Musings #9

Some find it surprising that a poet can also be (or have been) a criminal defense attorney. I think that comes from the view that creativity is confined to poetry, painting, music – the “arts.” But I have never thought that to be the case. It seems to me that creativity is a way to be, not confined to what we do – and yet, manifesting in all that we do. Likewise, while the left side of the brain is more linear and the right more spatial, the synapses that spark and catch fire cross over, go hand in hand.

When I taught legal writing to young lawyers, I sought to inspire them to be creative in writing their legal memos, motions and briefs. (That being said, I cautioned that including a poem as part of a legal argument would probably go too far on the part of a lawyer – leave that to the Justices and judges!)

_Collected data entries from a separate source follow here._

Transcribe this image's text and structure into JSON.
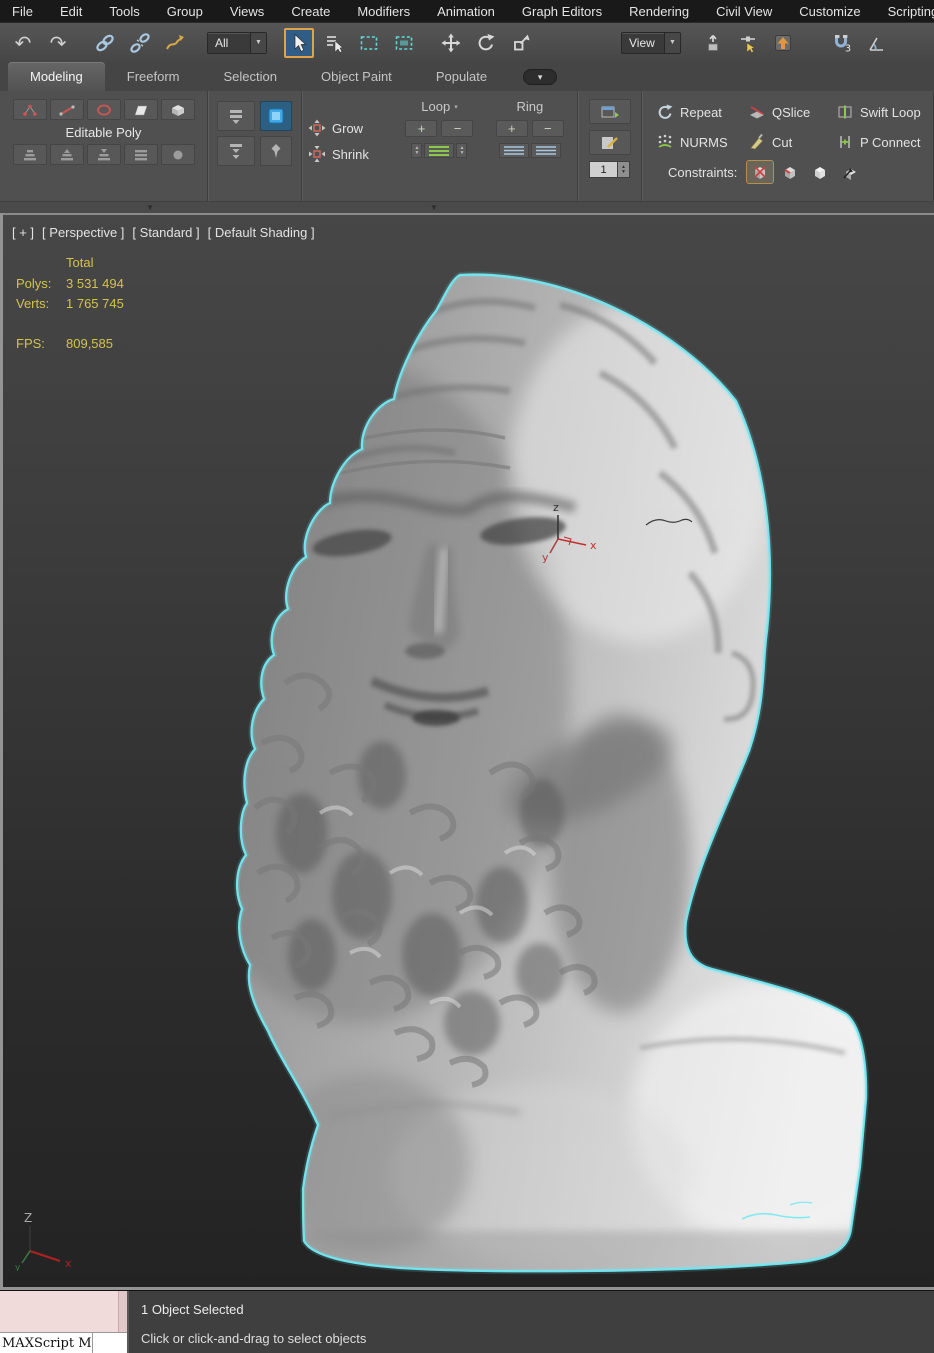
{
  "colors": {
    "accent_cyan": "#73e9f3",
    "active_tool_border": "#e2a24a",
    "stats_yellow": "#d4c24c"
  },
  "icons": {
    "undo": "↶",
    "redo": "↷",
    "caret_down": "▼",
    "caret_small": "▾",
    "plus": "+",
    "minus": "−",
    "spin_up": "▲",
    "spin_down": "▼",
    "collapse_arrow": "▼"
  },
  "menu": {
    "items": [
      "File",
      "Edit",
      "Tools",
      "Group",
      "Views",
      "Create",
      "Modifiers",
      "Animation",
      "Graph Editors",
      "Rendering",
      "Civil View",
      "Customize",
      "Scripting"
    ]
  },
  "toolbar": {
    "selection_filter": "All",
    "reference_coordsys": "View"
  },
  "ribbon": {
    "tabs": [
      {
        "label": "Modeling"
      },
      {
        "label": "Freeform"
      },
      {
        "label": "Selection"
      },
      {
        "label": "Object Paint"
      },
      {
        "label": "Populate"
      }
    ],
    "editable_poly_title": "Editable Poly",
    "grow_label": "Grow",
    "shrink_label": "Shrink",
    "loop_label": "Loop",
    "ring_label": "Ring",
    "spinner_value": "1",
    "repeat_label": "Repeat",
    "qslice_label": "QSlice",
    "swift_loop_label": "Swift Loop",
    "nurms_label": "NURMS",
    "cut_label": "Cut",
    "p_connect_label": "P Connect",
    "constraints_label": "Constraints:"
  },
  "viewport": {
    "label_segments": {
      "menu": "[ + ]",
      "pov": "[ Perspective ]",
      "standard": "[ Standard ]",
      "shading": "[ Default Shading ]"
    },
    "stats": {
      "total_label": "Total",
      "polys_label": "Polys:",
      "polys_value": "3 531 494",
      "verts_label": "Verts:",
      "verts_value": "1 765 745",
      "fps_label": "FPS:",
      "fps_value": "809,585"
    },
    "axis_gizmo": {
      "x": "x",
      "y": "y",
      "z": "z"
    },
    "world_axis": {
      "x": "x",
      "y": "y",
      "z": "Z"
    }
  },
  "status": {
    "maxscript_label": "MAXScript Mini",
    "selection": "1 Object Selected",
    "prompt": "Click or click-and-drag to select objects"
  }
}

Legal writing has form, structure and rules. So too does poetry – not just rhymed or forms like the sonnet and villanelle, but the best poetry pays attention to rhythm and image, alliteration and assonance, best words and line breaks.

When I was still at the Federal Defender Office, I would start a brief just as I do a poem. Oh, the fear of the blank page! On my computer I would enter the standard headings – STATEMENT OF THE CASE, STATEMENT OF THE FACTS, ARGUMENT, CONCLUSION – just to feel I’d begun. Then I would get down facts and legal arguments quickly, without editing at that stage.

That is also what I do with a poem. Whether I jot down a bit of stream-of-consciousness prose or broken lines for a poem in a leather journal, a drugstore composition book, a legal pad, or on the computer – at the start, the Editor is off. Otherwise, the words emerge so hesitantly, I lose the flow, miss the train, before getting halfway down the stream, track or page.

Not everyone writes this way in whatever genre. I have witnessed how precisely some attorneys in my former office would write their first drafts. Some poets compose in their minds, have lines memorized before setting them down on a page.

But all of us need to learn how to edit. Some may need little. Given my way of writing, thorough editing is crucial. I think about what Stephen Armstrong taught at the national defender seminars, based on his book, Thinking like a Writer – thinking and editing are synergistic (like thought and language, chicken and egg), in the sense that editing clarifies thinking and, in turn, clarified thinking results in clear and precise writing.

As I face a rough, rough draft of a poem, I ask – What does the poem want to say? What is its focus? Where are the heart and pulse lines? Is this the most right word? Have I overadjectivized? Are the verbs strong, the images fresh? Are the linebreaks open to possibility, do they mimic the rhythm of the spoken word with an extra half-breath? What form does this poem want to assume – no stanza breaks or couplets, triplets, long or short lines? Am I, as Robert Frost has urged, as surprised as I hope the reader will be? Have I earned, as Stephen Dunn says, any wisdom line that comes through?

I believe it is only the rarest of poems that does not require editing. I cringe at readings when an erstwhile poet steps up to the microphone to introduce his poem as “just written that day.” Some say a poem is never finished. I don’t quite agree with that. True, I can see how, as we grow and deepen in our art, as we become another self from moment to moment shaped by experience, we bring a new pair of eyes to our poems. But that may simply mean that a new poem should be written, not that an old one should be changed again.

At the same time, as in all things, striking the right balance is paramount. I could tinker with a poem to the point of losing its essence, its initial pure flame – like a too-hasty blow of a hammer to the marble. But I will risk this in order not to leave the wing, the torso, the flared nostril buried under layers of sediment and caught unemerged in the stone.